One bill prohibited shackling children when they are released or go home for a visit earned through good behavior, and when they leave from or travel to a less-secure facility — known as “staff secure” — unless they are thought to be dangerous or a flight risk. Children also could not be shackled for more than eight hours, and they would get a five minute break after four hours.
But that bill didn’t make it out of committee in either the House or the Senate, “which was a disappointment for me,” said Del. Jay Jalisi, a Baltimore County Democrat and the bill’s sponsor in the House, “because for kids to travel for eight hours without a break in handcuffs and shackles without a break is — as a physician, I know it’s a lot of stress.”
Another of Jalisi’s bills prohibited strip searching children unless they were thought to be hiding drugs or weapons.
“You don’t just shackle kids. You don’t just strip search kids,” said Nick Moroney, director of the state’s independent Juvenile Justice Monitoring Unit, part of the Office of the Attorney General. “There should be a reason — there should be a real suspicion based on something that would prompt you to start down that road.”
But the House Judiciary Committee removed the strip searching prohibitions. The new bill, slated for a final vote in the House Thursday, requires the Department of Juvenile Services to update the governor and legislature by December on the changes it makes as a result of the task force recommendations.
DJS is already making changes, so it doesn’t make sense for the legislature to also put them in law, said Del.
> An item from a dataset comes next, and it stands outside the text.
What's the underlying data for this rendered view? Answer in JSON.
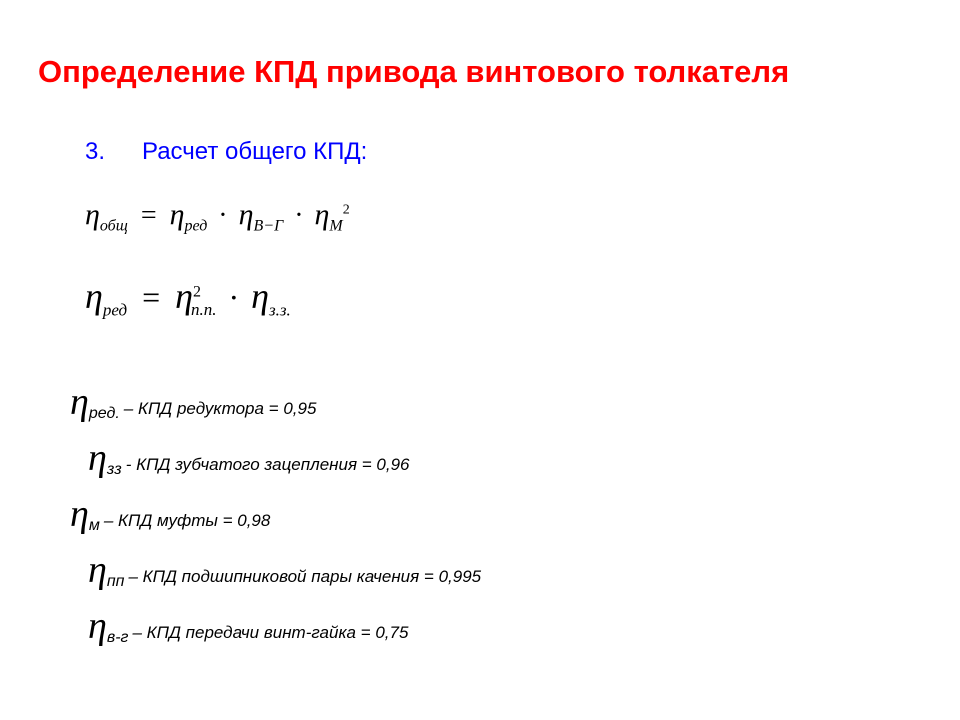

Curt Anderson, a Baltimore City Democrat who sits on the House Judiciary Committee.
“The task force met for a couple of months. They never visited a juvenile institution, and all their information came as a result of people coming to Annapolis for hearings,” he said. “Those three months, four months of hearings — never visiting a facility — cannot substitute for, I think, the wisdom of those who work with these kids every single day at the institutions.”
Whether the task force’s recommendations should be codified as law or simply enacted as department policy was heavily debated at task force meetings, and DJS firmly opposes writing the changes into law.
“When we implement a new procedure, we have to evaluate that procedure to ensure that it’s achieving our desired results and that we’re keeping kids safe,” DJS legislative liaison Betsy Tolentino told the Senate Judicial Proceedings Committee last week. “If we codify all these recommendations and it’s not working out like we thought it would, we would be forced to operate unsafe facilities until we can come back to you all and ask for a substantive law change.”
Others say not putting these requirements in law leaves the risk that new DJS leadership would change the policies or risks that the department won’t make all the changes legislators want to see.
Leaving the state law unchanged leaves the problem the task force was trying to fix unsolved, said Sen. Anthony Muse, a Prince George’s County Democrat who led the task force and sponsored the Senate version of these bills.
“We have the right as legislators to say we’re looking out for our children, and you’re not going to do this without having some perimeters and guidelines,” he said.
Muse isn’t ready to give up on the legislation yet, either. He said he hopes to amend the House’s strip search bill when it reaches the Senate or attach pieces of the legislation to other bills.